I have the following pipeline that i’m trying to execute, but it isn’t working.
My idea: I want to filter on certain field (userId), which works correctly, then want to further filter on the fileName field, where the fileName (string) must be in the model_documents (string) list.
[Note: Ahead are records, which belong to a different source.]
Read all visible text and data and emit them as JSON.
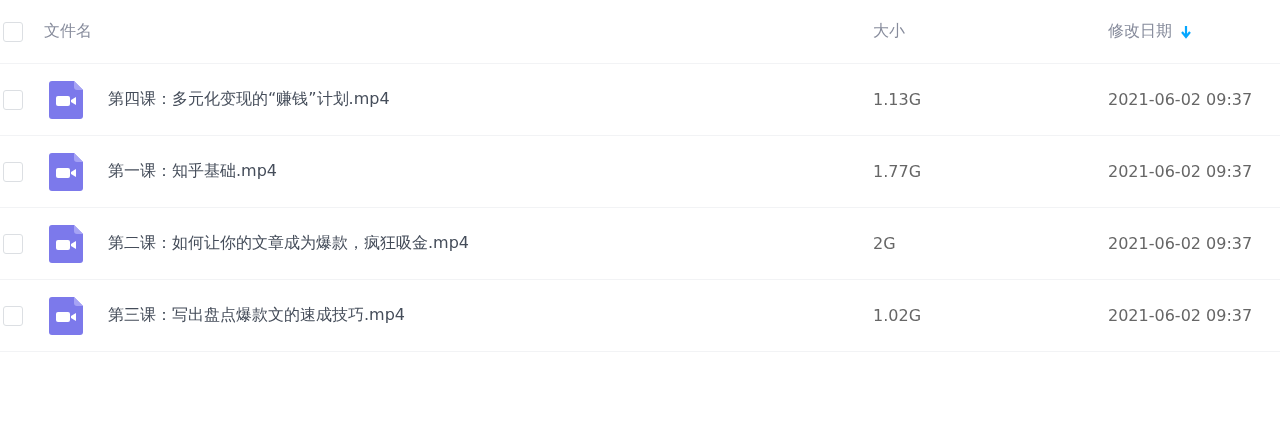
{
  "table": {
    "select_all": {
      "checked": false
    },
    "columns": [
      {
        "label": "文件名",
        "sorted": false
      },
      {
        "label": "大小",
        "sorted": false
      },
      {
        "label": "修改日期",
        "sorted": true
      }
    ],
    "rows": [
      {
        "checked": false,
        "kind": "video",
        "name": "第四课：多元化变现的“赚钱”计划.mp4",
        "size": "1.13G",
        "modified": "2021-06-02 09:37"
      },
      {
        "checked": false,
        "kind": "video",
        "name": "第一课：知乎基础.mp4",
        "size": "1.77G",
        "modified": "2021-06-02 09:37"
      },
      {
        "checked": false,
        "kind": "video",
        "name": "第二课：如何让你的文章成为爆款，疯狂吸金.mp4",
        "size": "2G",
        "modified": "2021-06-02 09:37"
      },
      {
        "checked": false,
        "kind": "video",
        "name": "第三课：写出盘点爆款文的速成技巧.mp4",
        "size": "1.02G",
        "modified": "2021-06-02 09:37"
      }
    ]
  }
}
I can’t find documentation on how to properly use the in
clause for the knnBeta filter.
Here is the error I am recieving:
pymongo.errors.OperationFailure: This analyzer is expected to produce exactly one token, but got many, full error: {'ok': 0.0, 'errmsg': 'This analyzer is expected to produce exactly one token, but got many', 'code': 8, 'codeName': 'UnknownError', '$clusterTime': {'clusterTime': Timestamp(1703635448, 7), 'signature': {'hash': b'R\xff\xe5jJw\xb1\xca \xf5;\x1b\x97A\xbbt\xaf\xa2\xaf^', 'keyId': 7274371884303515650}}, 'operationTime': Timestamp(1703635448, 7)}
similar_docs = document_collection.aggregate([
{
"$search": {
"index": 'default',
"knnBeta": {
"vector": input_embedding,
"path": 'embedding',
"k": top_k,
"filter": {
"compound": {
"must": {
"text": {
"path": "userId",
"query": user_id
}
},
"must": [
{
"in": {
"path": "fileName",
"value": model_documents,
}
}
]
}
}
}
}
}
])
Would appreciate any help forming this correclty, thanks.